Sunday, June 13, 2010

We, who are Jews by nature and not sinners from among the
Gentiles, (yet) who know that a person is not justified by
works of the law but through faith in Jesus Christ, even we
have believed in Christ Jesus that we may be justified by faith
in Christ and not by works of the law, because by works of the
law no one will be justified. But if, in seeking to be justified
in Christ, we ourselves are found to be sinners, is Christ then
a minister of sin? Of course not! But if I am building up again
those things that I tore down, then I show myself to be a
transgressor. For through the law I died to the law, 19 that I
might live for God. I have been crucified with Christ; yet I live,
no longer I, but Christ lives in me; insofar as I now live in the
flesh, I live by faith in the Son of God who has loved me and given
himself up for me.
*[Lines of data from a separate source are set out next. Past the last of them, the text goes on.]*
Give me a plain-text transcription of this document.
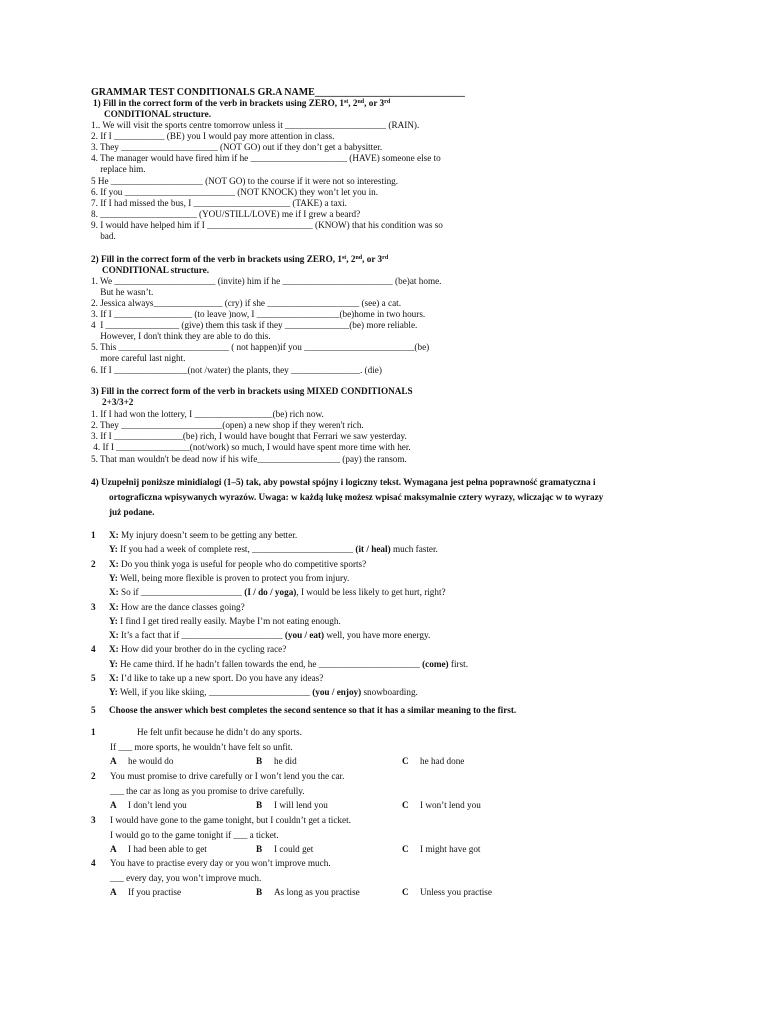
GRAMMAR TEST CONDITIONALS GR.A NAME______________________________
1) Fill in the correct form of the verb in brackets using ZERO, 1st, 2nd, or 3rd
CONDITIONAL structure.
1.. We will visit the sports centre tomorrow unless it ______________________ (RAIN).
2. If I ___________ (BE) you I would pay more attention in class.
3. They _____________________ (NOT GO) out if they don’t get a babysitter.
4. The manager would have fired him if he _____________________ (HAVE) someone else to
replace him.
5 He ____________________ (NOT GO) to the course if it were not so interesting.
6. If you ________________________ (NOT KNOCK) they won’t let you in.
7. If I had missed the bus, I _____________________ (TAKE) a taxi.
8. _____________________ (YOU/STILL/LOVE) me if I grew a beard?
9. I would have helped him if I _______________________ (KNOW) that his condition was so
bad.
2) Fill in the correct form of the verb in brackets using ZERO, 1st, 2nd, or 3rd
CONDITIONAL structure.
1. We ______________________ (invite) him if he ________________________ (be)at home.
But he wasn’t.
2. Jessica always_______________ (cry) if she ____________________ (see) a cat.
3. If I _________________ (to leave )now, I __________________(be)home in two hours.
4  I ________________ (give) them this task if they ______________(be) more reliable.
However, I don't think they are able to do this.
5. This ________________________ ( not happen)if you ________________________(be)
more careful last night.
6. If I ________________(not /water) the plants, they _______________. (die)
3) Fill in the correct form of the verb in brackets using MIXED CONDITIONALS
2+3/3+2
1. If I had won the lottery, I _________________(be) rich now.
2. They ______________________(open) a new shop if they weren't rich.
3. If I _______________(be) rich, I would have bought that Ferrari we saw yesterday.
4. If I ________________(not/work) so much, I would have spent more time with her.
5. That man wouldn't be dead now if his wife__________________ (pay) the ransom.
4) Uzupełnij poniższe minidialogi (1–5) tak, aby powstał spójny i logiczny tekst. Wymagana jest pełna poprawność gramatyczna i
ortograficzna wpisywanych wyrazów. Uwaga: w każdą lukę możesz wpisać maksymalnie cztery wyrazy, wliczając w to wyrazy
już podane.
1 X: My injury doesn’t seem to be getting any better.
Y: If you had a week of complete rest, ______________________ (it / heal) much faster.
2 X: Do you think yoga is useful for people who do competitive sports?
Y: Well, being more flexible is proven to protect you from injury.
X: So if ______________________ (I / do / yoga), I would be less likely to get hurt, right?
3 X: How are the dance classes going?
Y: I find I get tired really easily. Maybe I’m not eating enough.
X: It’s a fact that if ______________________ (you / eat) well, you have more energy.
4 X: How did your brother do in the cycling race?
Y: He came third. If he hadn’t fallen towards the end, he ______________________ (come) first.
5 X: I’d like to take up a new sport. Do you have any ideas?
Y: Well, if you like skiing, ______________________ (you / enjoy) snowboarding.
5 Choose the answer which best completes the second sentence so that it has a similar meaning to the first.
1	He felt unfit because he didn’t do any sports.
If ___ more sports, he wouldn’t have felt so unfit.
A he would do	B he did	C he had done
2 You must promise to drive carefully or I won’t lend you the car.
___ the car as long as you promise to drive carefully.
A I don’t lend you	B I will lend you	C I won’t lend you
3 I would have gone to the game tonight, but I couldn’t get a ticket.
I would go to the game tonight if ___ a ticket.
A I had been able to get	B I could get	C I might have got
4 You have to practise every day or you won’t improve much.
___ every day, you won’t improve much.
A If you practise	B As long as you practise	C Unless you practise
I do not nullify the grace of God; for if
justification comes through the law, then Christ died for nothing.

Galatians 2:15-21

It has been said many times that Catholics reject this sort of thing, that we claim to be justified by law and work rather than by grace through faith. The fact that we hear these words on the 11th Sunday of Ordinary Time would prove that to be false. The Catholic Church does not claim salvation through works, as if our feeble human efforts could come close to meriting Heaven, but rather gives good works the position that they deserve as a sign of faith and a necessary result of the love of God. Jesus tells us that if we love him we'll keep his commandments, while St. James said that faith without works is dead. Works may not be the ticket that we use to enter Heaven, but we cannot sit back and live like pagans with the expectation that we'll have such a ticket when we pass from this life.